A bill takes the initiative (away) 

For those Montanans who didn’t save enough Honey Nut Cheerio UPC’s to collect their political-speak decoder rings, voting on November’s ballot initiatives felt like a colorblind attempt to solve Rubik’s Cube. Sometimes misinformation was woven into the very wording of the ballot (see “Ballot fact vs. fiction,” Oct. 31, 2002, by Mike Keefe-Feldman), and sometimes the wording was simply so dense you needed an SAT tutor to translate the logic.

Now an Associated Press story reports that recently proposed House Bill 203 may add more confounding tweaks to two initiatives that passed last November: Constitutional Amendments 37 and 38, which restructure the way in which signatures are gathered to place initiatives on the ballot. Most agree that the changes C-37 and C-38 put in place will make it more difficult to put initiatives on the ballot.

For fans of Montana’s initiative process, who used the process to float controversial laws the Legislature wouldn’t touch—like a ban on game farms and the outlawing of cyanide heap leach mines—news of a House bill that would further stymie the process is disconcerting. But watchdog groups and state politicians alike say that the AP story itself needs some tweaking.

“I think the AP story blew it out of proportion,” says MontPIRG executive director David Ponder. “There are some things of concern to watch for, but overall the bill is a good thing.”

Primarily the bill would set up a system for C-37 and C-38 to run smoothly.

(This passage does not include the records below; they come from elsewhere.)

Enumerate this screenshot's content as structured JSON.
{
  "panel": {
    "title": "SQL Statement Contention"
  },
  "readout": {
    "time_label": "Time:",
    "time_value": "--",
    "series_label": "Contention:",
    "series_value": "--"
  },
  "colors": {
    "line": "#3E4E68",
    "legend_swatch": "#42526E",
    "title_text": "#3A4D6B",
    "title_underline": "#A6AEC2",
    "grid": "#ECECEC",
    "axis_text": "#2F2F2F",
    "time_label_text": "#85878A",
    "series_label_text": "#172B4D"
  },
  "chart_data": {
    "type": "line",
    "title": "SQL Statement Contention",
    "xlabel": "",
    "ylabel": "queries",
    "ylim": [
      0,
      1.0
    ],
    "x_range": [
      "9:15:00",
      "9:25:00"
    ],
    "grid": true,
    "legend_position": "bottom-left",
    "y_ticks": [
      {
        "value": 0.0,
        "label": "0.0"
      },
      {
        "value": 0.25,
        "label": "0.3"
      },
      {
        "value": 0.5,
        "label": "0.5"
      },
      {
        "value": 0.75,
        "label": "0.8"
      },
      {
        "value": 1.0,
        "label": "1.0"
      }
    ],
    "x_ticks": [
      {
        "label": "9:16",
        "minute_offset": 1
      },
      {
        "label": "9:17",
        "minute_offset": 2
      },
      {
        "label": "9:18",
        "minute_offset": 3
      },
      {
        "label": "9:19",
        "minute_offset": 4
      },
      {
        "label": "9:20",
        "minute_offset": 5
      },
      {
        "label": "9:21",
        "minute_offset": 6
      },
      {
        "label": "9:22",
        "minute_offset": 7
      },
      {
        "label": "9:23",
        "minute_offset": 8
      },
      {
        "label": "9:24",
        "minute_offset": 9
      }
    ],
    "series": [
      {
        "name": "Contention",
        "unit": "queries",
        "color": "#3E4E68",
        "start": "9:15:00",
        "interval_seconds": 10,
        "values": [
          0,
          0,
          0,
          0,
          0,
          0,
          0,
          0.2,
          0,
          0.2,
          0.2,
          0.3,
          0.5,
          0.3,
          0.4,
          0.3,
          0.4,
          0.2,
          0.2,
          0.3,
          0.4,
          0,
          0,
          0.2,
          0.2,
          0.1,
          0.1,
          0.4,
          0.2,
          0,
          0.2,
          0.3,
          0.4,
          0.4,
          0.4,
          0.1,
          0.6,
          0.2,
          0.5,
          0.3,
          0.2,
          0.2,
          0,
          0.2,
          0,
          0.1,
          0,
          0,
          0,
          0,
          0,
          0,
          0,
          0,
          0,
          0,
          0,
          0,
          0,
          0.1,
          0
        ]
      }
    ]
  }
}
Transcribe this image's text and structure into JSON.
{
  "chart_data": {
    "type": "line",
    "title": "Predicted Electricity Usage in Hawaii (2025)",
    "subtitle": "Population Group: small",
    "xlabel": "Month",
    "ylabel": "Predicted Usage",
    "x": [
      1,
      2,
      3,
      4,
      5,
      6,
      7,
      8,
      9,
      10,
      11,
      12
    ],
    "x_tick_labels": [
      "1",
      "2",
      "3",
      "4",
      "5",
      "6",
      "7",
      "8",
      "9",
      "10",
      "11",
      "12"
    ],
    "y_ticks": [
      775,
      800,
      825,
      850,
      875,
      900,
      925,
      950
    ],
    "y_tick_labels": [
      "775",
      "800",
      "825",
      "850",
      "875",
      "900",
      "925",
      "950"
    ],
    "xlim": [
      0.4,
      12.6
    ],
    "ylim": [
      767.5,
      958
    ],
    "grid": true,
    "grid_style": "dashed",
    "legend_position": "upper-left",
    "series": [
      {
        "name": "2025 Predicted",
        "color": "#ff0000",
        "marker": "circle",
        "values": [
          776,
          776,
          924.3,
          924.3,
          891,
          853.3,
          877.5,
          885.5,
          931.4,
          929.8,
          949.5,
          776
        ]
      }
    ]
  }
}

It would also update the system to accommodate modern technology, like e-mail and fax, and allow Secretary of State Bob Brown to reject petitions that don’t fit established criteria. Ponder thinks this could cause some problems as grassroots organizations often use the Internet to distribute petitions that, if not downloaded properly, could contain glitches like crooked margins.

“If you’re off by a quarter inch or something like that on the form does the secretary of state’s office just reject those petitions?” asks Ponder.

Secretary Brown says that his office doesn’t have carte blanche to toss out petitions, but that the law dictates the signature gathering sheets conform to a pre-approved standard. He thinks this is necessary because it protects organizations working to put initiatives on the ballot from fraud lawsuits.

“We won’t do it [reject petitions] unless there is something pretty obviously wrong with them,” he says. “But if there was something wrong we could send them back and the signature gatherer could get it right before the deadline [for submitting petitions]. Now the only time petitions can be challenged might be at some kind of a court challenge after the deadline, so I guess this bill will put us in a better position to have some legal authority to say this doesn’t look right to us.”

Overall Ponder doesn’t think the bill will damage the initiative process any more than C-37 and C-38 have already done, so instead of mounting opposition to the new bill, Ponder and MontPIRG will try to stop the problem at what they consider the root, by having C-37 and C-38 declared unconstitutional. MontPIRG has already contacted attorneys they hope will spearhead the challenge, one of whom successfully challenged the constitutionality of a similar initiative in Idaho.

“It will be challenged,” says Ponder. “The only question is when.”